At the raw hardware level, an xD card is simply an ordinary NAND flash integrated circuit in an unusual package. Comparing the pinout of a 18-pin to the pinout of a NAND flash chip in a standard TSOP package, there is very close correspondence between the active pins of the two devices. xD cards share this characteristic with the older SmartMedia cards, which are also basically raw NAND flash chips, albeit in a larger package.

xD and SmartMedia cards can be used by hobbyists as a convenient source of NAND flash memory chips for custom projects. For example, the Mattel Juice Box PMP can be booted into Linux using a modified cartridge containing an xD card with a boot image written on it. Additionally, SmartMedia and xD card readers can be used to read the data from NAND flash chips in electronic devices, by soldering leads between the chip and the card reader.

== Panoramic mode ==
Some Olympus cameras offer camera-based panoramic processing. In those cameras that support both xD and CompactFlash cards, panoramic processing only works with images stored on the xD card, if installed. Newer Olympus cameras have neither xD cards nor this restriction.

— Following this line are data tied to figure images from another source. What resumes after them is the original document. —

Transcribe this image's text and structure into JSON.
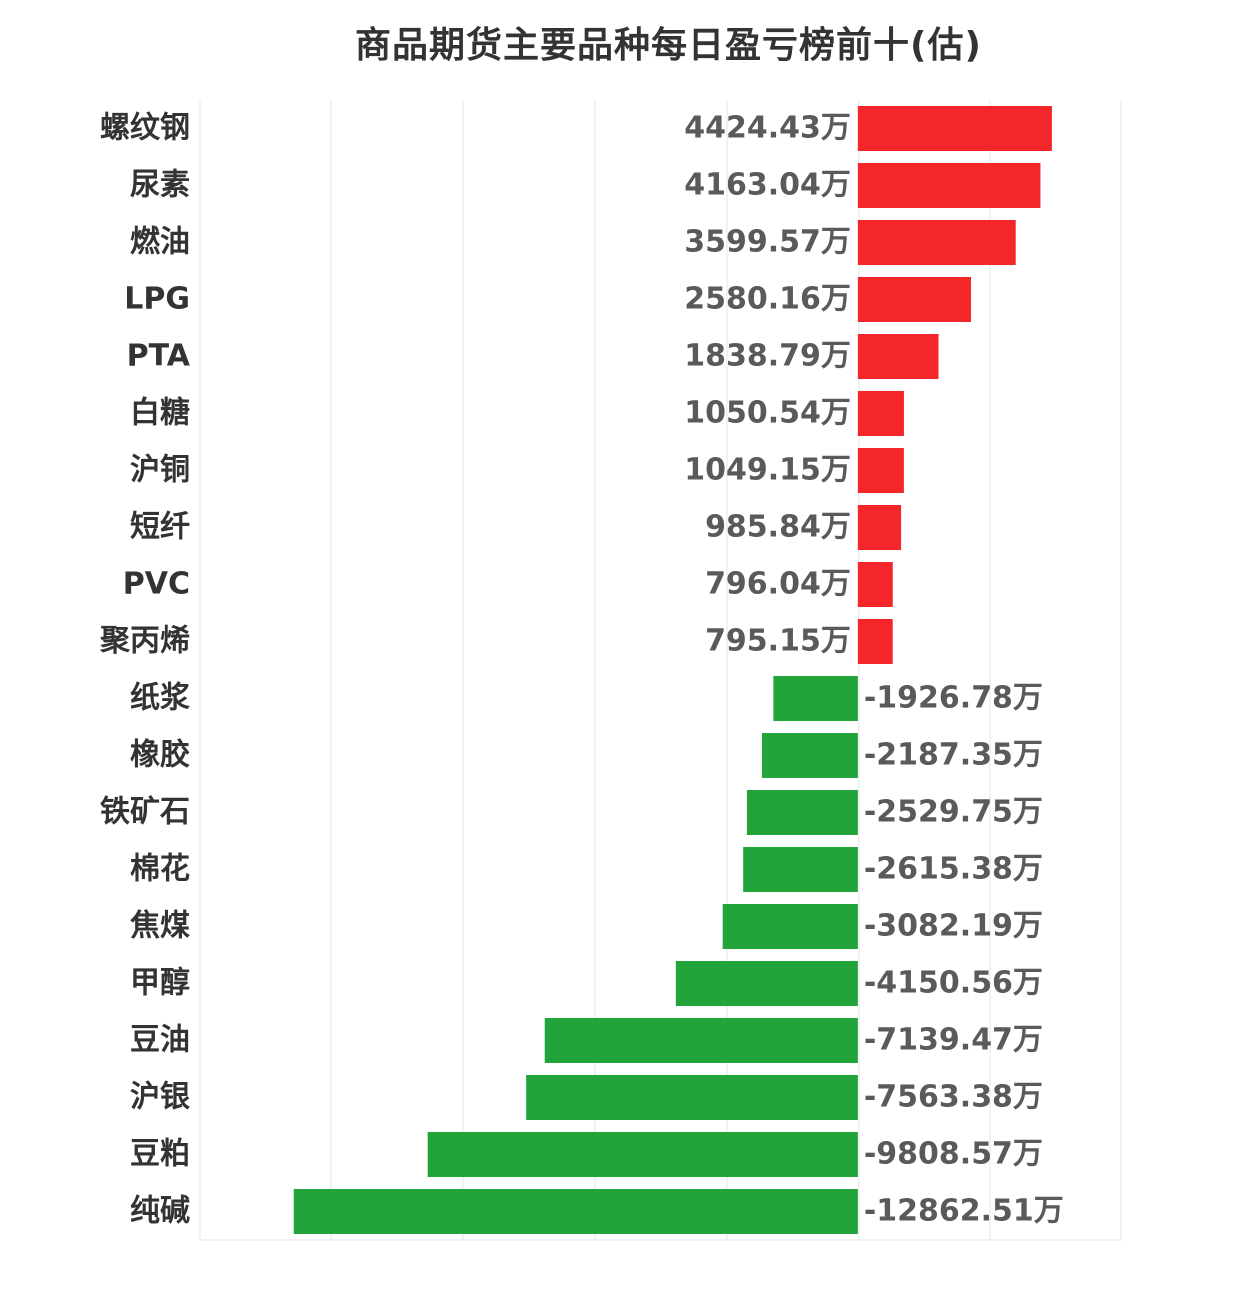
{
  "chart_data": {
    "type": "bar",
    "orientation": "horizontal",
    "title": "商品期货主要品种每日盈亏榜前十(估)",
    "unit": "万",
    "categories": [
      "螺纹钢",
      "尿素",
      "燃油",
      "LPG",
      "PTA",
      "白糖",
      "沪铜",
      "短纤",
      "PVC",
      "聚丙烯",
      "纸浆",
      "橡胶",
      "铁矿石",
      "棉花",
      "焦煤",
      "甲醇",
      "豆油",
      "沪银",
      "豆粕",
      "纯碱"
    ],
    "values": [
      4424.43,
      4163.04,
      3599.57,
      2580.16,
      1838.79,
      1050.54,
      1049.15,
      985.84,
      796.04,
      795.15,
      -1926.78,
      -2187.35,
      -2529.75,
      -2615.38,
      -3082.19,
      -4150.56,
      -7139.47,
      -7563.38,
      -9808.57,
      -12862.51
    ],
    "value_labels": [
      "4424.43万",
      "4163.04万",
      "3599.57万",
      "2580.16万",
      "1838.79万",
      "1050.54万",
      "1049.15万",
      "985.84万",
      "796.04万",
      "795.15万",
      "-1926.78万",
      "-2187.35万",
      "-2529.75万",
      "-2615.38万",
      "-3082.19万",
      "-4150.56万",
      "-7139.47万",
      "-7563.38万",
      "-9808.57万",
      "-12862.51万"
    ],
    "xlim": [
      -15000,
      6000
    ],
    "grid": true,
    "colors": {
      "positive": "#f5262a",
      "negative": "#22a43b",
      "grid": "#e4e4e4",
      "label": "#333333",
      "value": "#5a5a5a"
    }
  }
}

Unsubtantiated reports claim that some cameras such as the E-450 only support panoramic processing when using Olympus branded xD cards. The model numbers have not been documented. In this case, there appears to be a workaround: it appears that the card manufacturer information is simply stored in the flash memory, in the Card Information Structure. Thus, it is possible to alter another brand of xD card to present itself as Olympus xD card by accessing the raw flash memory. This can be done by using a hacked device driver for a USB card reader.